The Hon'ble Justice Pathak in the abovenoted case further held :
" Manufacture is the end result of one or more processes through which the original commodity is made to pass ... where there is no essential difference in identity between the original commodity and the processed article it is not possible to say that one commodity has been consumed in the manufacture of another. Although it has undergone a degree of processing it must be regarded as still retaining its original identity."
In the case of Union of India v. Delhi Cloth & General Mills Co. Ltd. AIR 1963 SC 791 at 795 the following passage in the permanent edition of words and phrases was referred to by the Hob'ble Supreme Court with approval " manufacture implies a change, but every change is not manufacture and yet every change of article is the result of treatment, labour and manipulation. But something more is necessary and the must be transformation, and new and different article must emerge having distinctive name, character or use ". The Hon'ble Supreme Court in the case of Empire Industries Ltd. v. Union of India [1986] 162 ITR 846 referred to with approval the decision of the Hon'ble Bombay High Court in Kores (India) Ltd. v. Union of India [1982] 10 ELT (J) 253. The Hon'ble Bombay High Court had held as under :
" Fabric itself means woven materials. It was contended that processing the manufactured fabric does not bring into existence any new woven material but the question is new and different goods emerge having a distinctive name, use and character."
The Hon'ble Supreme Court in Empire Industries Ltd.'s case held that the process of bleaching, dyeing and printing etymologically also means manufacturing. It was accordingly held that grey fabric after it undergoes the various processes of bleaching, dyeing, sizing, printing, finishing, etc., emerges as a commercially different commodity with its own particulars, structure, custom and other commercial incident and accordingly there was in that sense manufacture of goods. A larger Bench of the Supreme Court constituted of five judges in the case of Ujagar Prints v. Union of India [1989] 179 ITR 317 has approved its earlier decision in Empire Industries Ltd. 's case. Thus it is evident from the case law cited above that sometimes processing of goods and manufacturing of goods merge with each other and if a different commodity than the original commodity is produced, the processing may amount to manufacture. Whether processing of goods amounts to manufacture of goods will depend on the facts and circumstances of each case. The issue as to Whether processing of flat yarn by a chemical process amounts to manufacture of twisted yarn had come up before the ITAT Ahmedabad Bench in the case of N. (P.) Ltd.
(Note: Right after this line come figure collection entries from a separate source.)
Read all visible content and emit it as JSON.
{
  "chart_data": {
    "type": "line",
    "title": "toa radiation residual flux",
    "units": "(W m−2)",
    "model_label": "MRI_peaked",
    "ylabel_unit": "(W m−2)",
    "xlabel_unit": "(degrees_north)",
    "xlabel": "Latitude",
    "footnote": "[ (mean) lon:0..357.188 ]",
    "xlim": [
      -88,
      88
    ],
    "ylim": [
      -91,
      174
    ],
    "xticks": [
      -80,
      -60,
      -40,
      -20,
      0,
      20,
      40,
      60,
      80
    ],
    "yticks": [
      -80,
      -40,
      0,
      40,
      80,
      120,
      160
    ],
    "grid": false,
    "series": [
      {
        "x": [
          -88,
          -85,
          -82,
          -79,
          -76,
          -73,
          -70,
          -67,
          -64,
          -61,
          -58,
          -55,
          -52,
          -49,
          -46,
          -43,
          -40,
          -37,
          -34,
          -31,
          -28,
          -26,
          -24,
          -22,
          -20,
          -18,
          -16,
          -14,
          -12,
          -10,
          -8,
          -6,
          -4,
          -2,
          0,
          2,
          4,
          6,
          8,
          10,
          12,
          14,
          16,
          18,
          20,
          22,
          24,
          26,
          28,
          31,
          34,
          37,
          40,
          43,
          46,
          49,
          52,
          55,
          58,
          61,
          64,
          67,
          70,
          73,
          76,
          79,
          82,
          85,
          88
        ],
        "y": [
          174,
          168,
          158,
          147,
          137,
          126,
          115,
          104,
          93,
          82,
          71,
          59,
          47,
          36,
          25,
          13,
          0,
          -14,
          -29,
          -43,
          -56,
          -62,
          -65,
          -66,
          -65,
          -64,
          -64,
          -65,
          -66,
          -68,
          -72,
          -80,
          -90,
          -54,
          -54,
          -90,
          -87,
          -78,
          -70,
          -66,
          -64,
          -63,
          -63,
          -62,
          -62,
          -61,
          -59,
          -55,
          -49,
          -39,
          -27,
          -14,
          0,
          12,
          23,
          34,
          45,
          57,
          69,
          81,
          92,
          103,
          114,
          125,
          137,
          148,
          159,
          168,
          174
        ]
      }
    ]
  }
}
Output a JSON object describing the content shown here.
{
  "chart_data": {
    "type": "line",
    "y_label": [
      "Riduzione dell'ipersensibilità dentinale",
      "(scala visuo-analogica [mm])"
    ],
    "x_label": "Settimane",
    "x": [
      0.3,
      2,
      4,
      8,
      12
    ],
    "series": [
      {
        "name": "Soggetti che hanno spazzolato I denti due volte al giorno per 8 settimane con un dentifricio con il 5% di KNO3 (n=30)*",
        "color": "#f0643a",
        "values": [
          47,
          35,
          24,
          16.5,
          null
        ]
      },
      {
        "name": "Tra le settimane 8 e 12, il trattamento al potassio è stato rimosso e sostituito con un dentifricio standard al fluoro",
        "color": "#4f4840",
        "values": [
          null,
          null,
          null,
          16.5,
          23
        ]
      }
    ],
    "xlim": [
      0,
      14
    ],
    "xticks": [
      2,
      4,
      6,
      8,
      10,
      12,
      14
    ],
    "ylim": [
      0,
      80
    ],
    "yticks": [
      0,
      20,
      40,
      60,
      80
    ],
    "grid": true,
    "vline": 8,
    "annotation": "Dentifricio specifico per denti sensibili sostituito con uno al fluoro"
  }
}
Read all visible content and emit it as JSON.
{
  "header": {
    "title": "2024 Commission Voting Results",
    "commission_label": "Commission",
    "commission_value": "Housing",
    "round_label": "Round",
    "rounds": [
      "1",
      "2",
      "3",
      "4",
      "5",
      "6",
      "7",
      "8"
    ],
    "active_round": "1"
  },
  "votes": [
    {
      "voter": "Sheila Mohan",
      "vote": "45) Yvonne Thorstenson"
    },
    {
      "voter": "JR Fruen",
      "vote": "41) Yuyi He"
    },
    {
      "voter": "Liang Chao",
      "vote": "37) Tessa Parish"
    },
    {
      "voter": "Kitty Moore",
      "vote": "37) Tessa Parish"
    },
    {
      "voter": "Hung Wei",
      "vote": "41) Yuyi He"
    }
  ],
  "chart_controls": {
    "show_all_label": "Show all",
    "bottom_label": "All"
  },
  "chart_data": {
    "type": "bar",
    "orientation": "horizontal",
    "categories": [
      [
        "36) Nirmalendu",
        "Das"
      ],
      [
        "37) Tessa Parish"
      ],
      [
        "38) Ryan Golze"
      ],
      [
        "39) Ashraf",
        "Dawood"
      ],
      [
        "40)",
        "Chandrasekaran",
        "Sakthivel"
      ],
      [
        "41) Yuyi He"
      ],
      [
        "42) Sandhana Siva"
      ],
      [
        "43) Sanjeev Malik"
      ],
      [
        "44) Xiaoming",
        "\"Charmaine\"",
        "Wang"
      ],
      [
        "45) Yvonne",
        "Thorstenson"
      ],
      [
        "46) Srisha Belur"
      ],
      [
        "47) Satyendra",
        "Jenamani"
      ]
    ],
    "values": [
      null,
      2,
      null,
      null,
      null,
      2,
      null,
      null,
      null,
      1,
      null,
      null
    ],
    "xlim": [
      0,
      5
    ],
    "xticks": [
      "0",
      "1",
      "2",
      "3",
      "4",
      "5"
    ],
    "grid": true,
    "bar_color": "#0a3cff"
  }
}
The Hon'ble Bench after quoting expert opinion in the order came to conclusion that when the flat yarn is physically twisted under mechanical process in chemicals, a different commercial commodity than the flat yarn is produced and as such the processing of the flat yarn amounts to manufacturing of goods. Since no contrary decision has been brought to our notice, we respectfully following the decision of the Ahmedabad Bench of the ITAT hold that the processing of flat yarn by a mechanical process and by twisting several threads together, a different commercial commodity is produced. Thus the third objection raised by the assessing officer for denying the benefit of deductions u/s. 80HH and 80-I to the assessee that the assessee is not engaged in the manufacture of goods does not stand the test of law. For the aforementioned reasons we hold that the order passed by the CIT(A) does not call for any interference and that the assessee is entitled to deduction in respect of secs. 80HH and 80-I of the Income-tax Act, 1961.